Против революционно-демократического направления в печати выступали реакционеры Катков и его окружение, господствовавшие в особенности на страницах газеты «Московские ведомости». В своей злобе Катков доходил до того, что называл «Современник» «красного Чернышевского» «гнездом революции». Это признание врага не ослабляло позиций революционной демократии, а, наоборот, усиливало ее влияние в народе.
В этой сложной обстановке, когда на головы молодых людей со страниц печатных органов обрушивался поток различных идей, разобраться в них, распознать ложный демократизм от подлинного было нелегким делом. И все- таки Чокан Валиханов сблизился именно с редактором «Искры» Курочкиным, а Г. Потанин, несмотря на личное знакомство с Катковым в период его заигрывания с демократизмом, перешел на сторону революционной организации «Земля и Воля», во главе которой стоял П. Г. Чернышевский.

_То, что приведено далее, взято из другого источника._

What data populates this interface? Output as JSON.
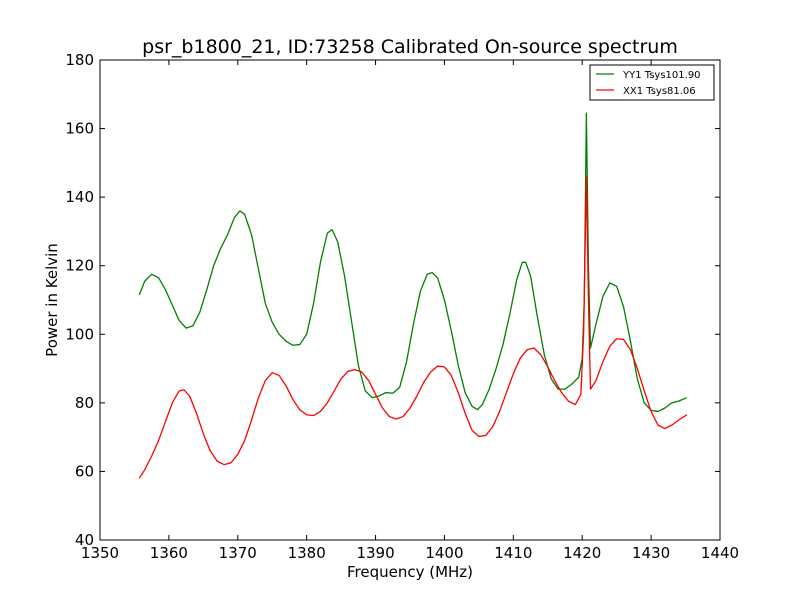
{
  "chart_data": {
    "type": "line",
    "title": "psr_b1800_21, ID:73258 Calibrated On-source spectrum",
    "xlabel": "Frequency (MHz)",
    "ylabel": "Power in Kelvin",
    "xlim": [
      1350,
      1440
    ],
    "ylim": [
      40,
      180
    ],
    "x_ticks": [
      "1350",
      "1360",
      "1370",
      "1380",
      "1390",
      "1400",
      "1410",
      "1420",
      "1430",
      "1440"
    ],
    "y_ticks": [
      "40",
      "60",
      "80",
      "100",
      "120",
      "140",
      "160",
      "180"
    ],
    "grid": false,
    "legend_position": "top-right",
    "series": [
      {
        "name": "YY1 Tsys101.90",
        "color": "#008000",
        "points": [
          [
            1355.7,
            111.5
          ],
          [
            1356.5,
            115.5
          ],
          [
            1357.5,
            117.5
          ],
          [
            1358.5,
            116.5
          ],
          [
            1359.5,
            113
          ],
          [
            1360.5,
            108.5
          ],
          [
            1361.5,
            104
          ],
          [
            1362.5,
            101.8
          ],
          [
            1363.5,
            102.5
          ],
          [
            1364.5,
            106.5
          ],
          [
            1365.5,
            113
          ],
          [
            1366.5,
            120
          ],
          [
            1367.5,
            125
          ],
          [
            1368.5,
            129
          ],
          [
            1369.5,
            134
          ],
          [
            1370.3,
            136
          ],
          [
            1371,
            135
          ],
          [
            1372,
            129
          ],
          [
            1373,
            119
          ],
          [
            1374,
            109
          ],
          [
            1375,
            103.5
          ],
          [
            1376,
            100
          ],
          [
            1377,
            98
          ],
          [
            1378,
            96.8
          ],
          [
            1379,
            97
          ],
          [
            1380,
            100
          ],
          [
            1381,
            109
          ],
          [
            1382,
            121
          ],
          [
            1383,
            129.5
          ],
          [
            1383.7,
            130.5
          ],
          [
            1384.5,
            127
          ],
          [
            1385.5,
            117
          ],
          [
            1386.5,
            104
          ],
          [
            1387.5,
            91
          ],
          [
            1388.5,
            83.5
          ],
          [
            1389.5,
            81.5
          ],
          [
            1390.5,
            82
          ],
          [
            1391.5,
            83
          ],
          [
            1392.5,
            82.8
          ],
          [
            1393.5,
            84.5
          ],
          [
            1394.5,
            92
          ],
          [
            1395.5,
            103
          ],
          [
            1396.5,
            112.5
          ],
          [
            1397.5,
            117.5
          ],
          [
            1398.2,
            118
          ],
          [
            1399,
            116.5
          ],
          [
            1400,
            110
          ],
          [
            1401,
            101
          ],
          [
            1402,
            91
          ],
          [
            1403,
            83
          ],
          [
            1404,
            79
          ],
          [
            1404.8,
            78
          ],
          [
            1405.5,
            79.5
          ],
          [
            1406.5,
            84
          ],
          [
            1407.5,
            90
          ],
          [
            1408.5,
            97
          ],
          [
            1409.5,
            106
          ],
          [
            1410.5,
            116
          ],
          [
            1411.3,
            121
          ],
          [
            1411.8,
            121
          ],
          [
            1412.5,
            117
          ],
          [
            1413.5,
            105
          ],
          [
            1414.5,
            94
          ],
          [
            1415.5,
            87
          ],
          [
            1416.5,
            84
          ],
          [
            1417.5,
            84
          ],
          [
            1418.5,
            85.5
          ],
          [
            1419.5,
            87.5
          ],
          [
            1420,
            93
          ],
          [
            1420.3,
            110
          ],
          [
            1420.6,
            164.5
          ],
          [
            1420.9,
            120
          ],
          [
            1421.2,
            96
          ],
          [
            1422,
            103
          ],
          [
            1423,
            111
          ],
          [
            1424,
            115
          ],
          [
            1425,
            114
          ],
          [
            1426,
            108
          ],
          [
            1427,
            98
          ],
          [
            1428,
            87
          ],
          [
            1429,
            80
          ],
          [
            1430,
            77.8
          ],
          [
            1431,
            77.5
          ],
          [
            1432,
            78.5
          ],
          [
            1433,
            80
          ],
          [
            1434,
            80.5
          ],
          [
            1435.2,
            81.5
          ]
        ]
      },
      {
        "name": "XX1 Tsys81.06",
        "color": "#ff0000",
        "points": [
          [
            1355.7,
            58
          ],
          [
            1356.5,
            60.5
          ],
          [
            1357.5,
            64.5
          ],
          [
            1358.5,
            69
          ],
          [
            1359.5,
            74.5
          ],
          [
            1360.5,
            80
          ],
          [
            1361.5,
            83.5
          ],
          [
            1362.2,
            83.8
          ],
          [
            1363,
            82
          ],
          [
            1364,
            77
          ],
          [
            1365,
            71
          ],
          [
            1366,
            66
          ],
          [
            1367,
            63
          ],
          [
            1368,
            62
          ],
          [
            1369,
            62.5
          ],
          [
            1370,
            65
          ],
          [
            1371,
            69
          ],
          [
            1372,
            75
          ],
          [
            1373,
            81.5
          ],
          [
            1374,
            86.5
          ],
          [
            1375,
            88.8
          ],
          [
            1376,
            88
          ],
          [
            1377,
            85
          ],
          [
            1378,
            81
          ],
          [
            1379,
            78
          ],
          [
            1380,
            76.5
          ],
          [
            1381,
            76.3
          ],
          [
            1382,
            77.5
          ],
          [
            1383,
            80
          ],
          [
            1384,
            83.5
          ],
          [
            1385,
            87
          ],
          [
            1386,
            89.2
          ],
          [
            1387,
            89.7
          ],
          [
            1388,
            89
          ],
          [
            1389,
            86.5
          ],
          [
            1390,
            82.5
          ],
          [
            1391,
            78.5
          ],
          [
            1392,
            76
          ],
          [
            1393,
            75.3
          ],
          [
            1394,
            76
          ],
          [
            1395,
            78.5
          ],
          [
            1396,
            82
          ],
          [
            1397,
            86
          ],
          [
            1398,
            89
          ],
          [
            1399,
            90.7
          ],
          [
            1400,
            90.5
          ],
          [
            1401,
            88
          ],
          [
            1402,
            83
          ],
          [
            1403,
            77
          ],
          [
            1404,
            72
          ],
          [
            1405,
            70.2
          ],
          [
            1406,
            70.5
          ],
          [
            1407,
            73
          ],
          [
            1408,
            77.5
          ],
          [
            1409,
            83
          ],
          [
            1410,
            88.5
          ],
          [
            1411,
            93
          ],
          [
            1412,
            95.5
          ],
          [
            1413,
            96
          ],
          [
            1414,
            94
          ],
          [
            1415,
            90.5
          ],
          [
            1416,
            86.5
          ],
          [
            1417,
            83
          ],
          [
            1418,
            80.5
          ],
          [
            1419,
            79.5
          ],
          [
            1419.8,
            82.5
          ],
          [
            1420.2,
            100
          ],
          [
            1420.6,
            146
          ],
          [
            1420.9,
            110
          ],
          [
            1421.2,
            84
          ],
          [
            1422,
            86.5
          ],
          [
            1423,
            92
          ],
          [
            1424,
            96.5
          ],
          [
            1425,
            98.7
          ],
          [
            1426,
            98.5
          ],
          [
            1427,
            95.5
          ],
          [
            1428,
            90
          ],
          [
            1429,
            83.5
          ],
          [
            1430,
            77.5
          ],
          [
            1431,
            73.5
          ],
          [
            1432,
            72.5
          ],
          [
            1433,
            73.5
          ],
          [
            1434,
            75
          ],
          [
            1435.2,
            76.5
          ]
        ]
      }
    ]
  }
}
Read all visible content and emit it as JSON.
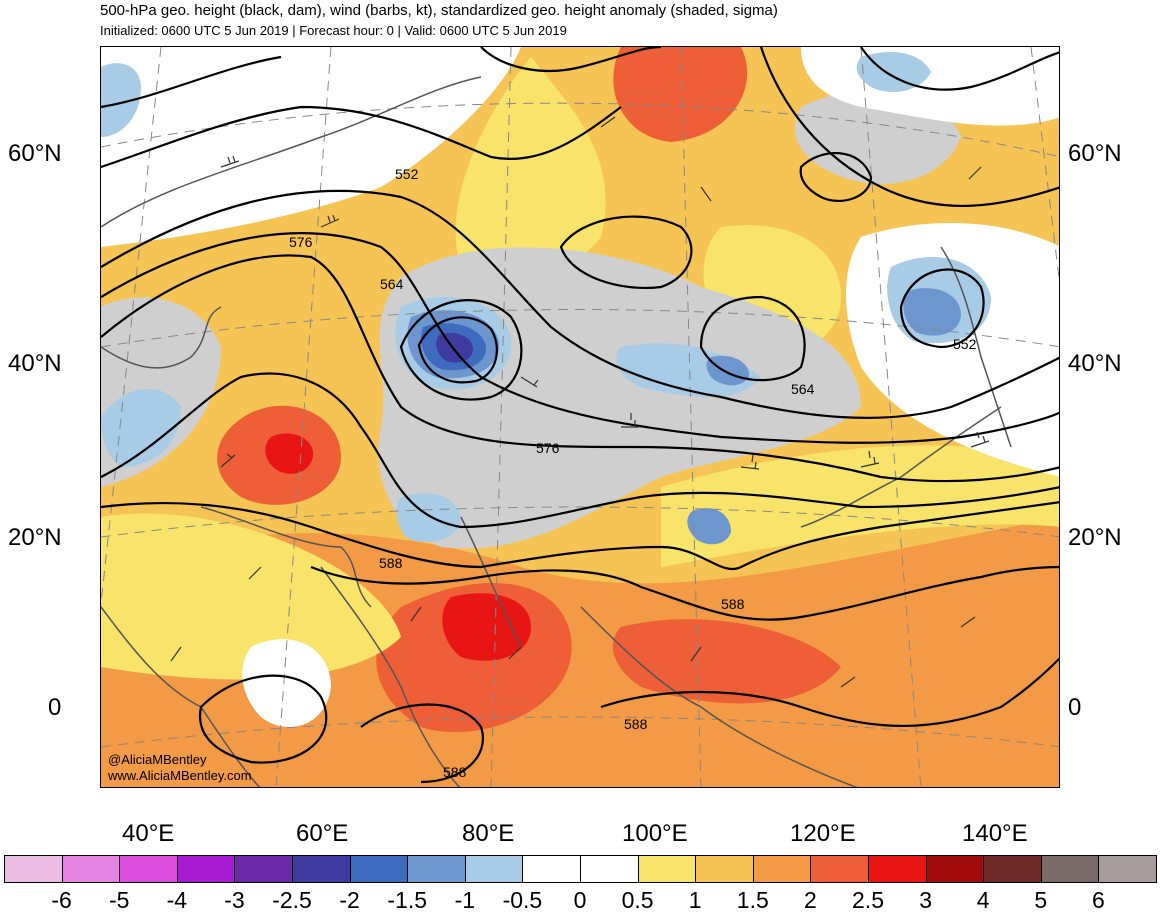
{
  "title": "500-hPa geo. height (black, dam), wind (barbs, kt), standardized geo. height anomaly (shaded, sigma)",
  "subtitle": "Initialized: 0600 UTC 5 Jun 2019 | Forecast hour: 0 | Valid: 0600 UTC 5 Jun 2019",
  "lat_labels": [
    "60°N",
    "40°N",
    "20°N",
    "0"
  ],
  "lon_labels": [
    "40°E",
    "60°E",
    "80°E",
    "100°E",
    "120°E",
    "140°E"
  ],
  "contour_labels": [
    "552",
    "576",
    "564",
    "564",
    "576",
    "588",
    "588",
    "588",
    "588",
    "552"
  ],
  "credit": [
    "@AliciaMBentley",
    "www.AliciaMBentley.com"
  ],
  "colorbar": {
    "colors": [
      "#ebbde6",
      "#e783e2",
      "#db4ddb",
      "#a61ad1",
      "#6a2aa8",
      "#3e3a9e",
      "#3e6bbd",
      "#6d96cf",
      "#a8cbe6",
      "#ffffff",
      "#ffffff",
      "#f8e46a",
      "#f6c454",
      "#f29a45",
      "#ee5f38",
      "#e81515",
      "#a10b0b",
      "#6e2a27",
      "#7a6a6a",
      "#a89d9d"
    ],
    "ticks": [
      "-6",
      "-5",
      "-4",
      "-3",
      "-2.5",
      "-2",
      "-1.5",
      "-1",
      "-0.5",
      "0",
      "0.5",
      "1",
      "1.5",
      "2",
      "2.5",
      "3",
      "4",
      "5",
      "6"
    ]
  },
  "colors": {
    "background": "#f6c454",
    "contour": "#000000",
    "coastline": "#555555",
    "grid": "#888888",
    "neutral_gray": "#cfcfcf"
  }
}
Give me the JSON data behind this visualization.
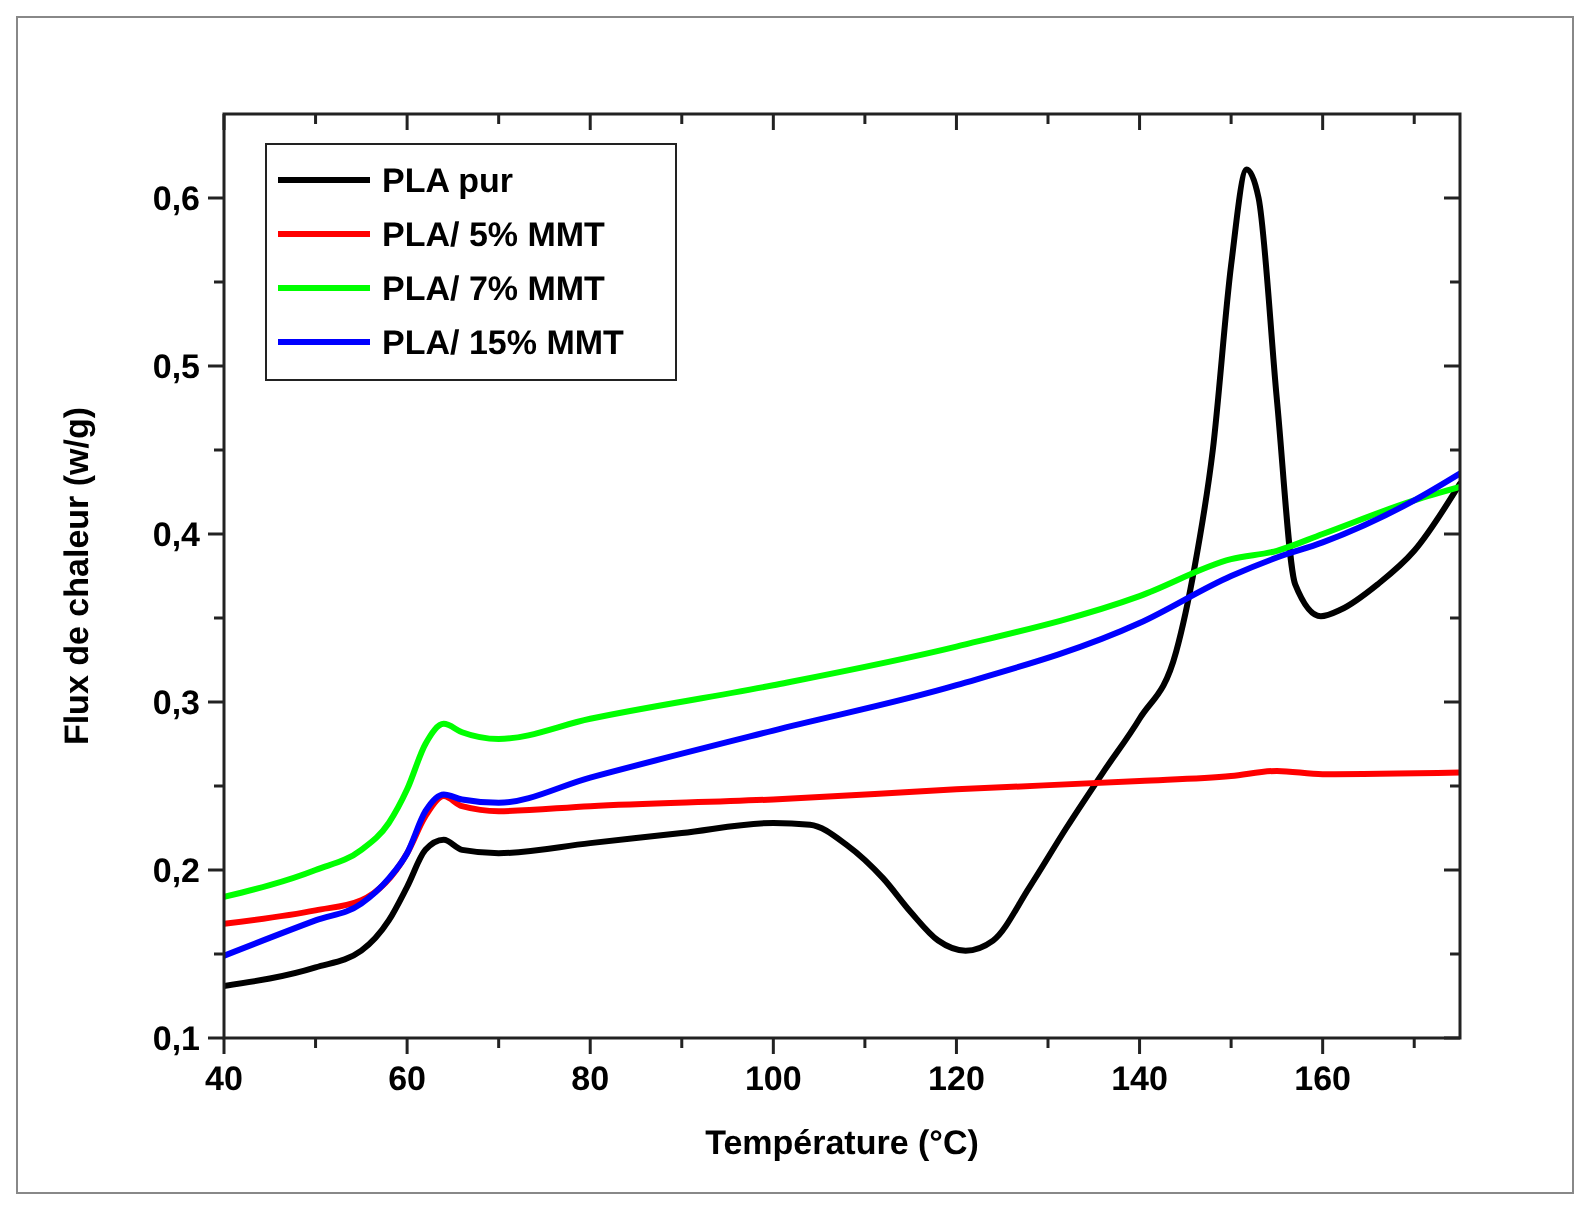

Ч. Валиханов, Г. Потанин, Н. Ядринцев, следившие за каждым словом революционно-демократической печати, порою видели, что мнения журналов расходятся, но они всегда при этом оправдывали курс «Современника» Чернышевского. Так, в начале 60-х годов возникли некоторые расхождения между «Современником» и «Русским словом» Писарева по проблеме будущности Сибири, а также по некоторым другим вопросам. Сибирские патриоты быстро откликнулись на это. Г. Потанин в своих воспоминаниях писал: «Наши размышления о местных делах происходили в рамках общего влияния русской прессы, в которой в это время обнаружились два направления, выразившиеся в двух журналах: «Современнике» и «Русском слове». В рамках одного направления перед нами прошли Чернышевский, Добролюбов и Антонович, в рамках другого—Писарев. Зайцев и др. Ядринцев и мы были противниками «писаревщины». Направление «Современника» казалось нам более здоровым; мы думали, что если бы мы вошли в редакцию этого журнала с изложением своих чувств и идей, то в редакции «Современника» к нам отнеслись бы с большею благосклонностью, чем в редакции, пропагандировавшей писаревские идеи». Из этих слов видно, что сибирские патриоты ближе всего стояли к «Современнику», ценили его идейные установки и позицию.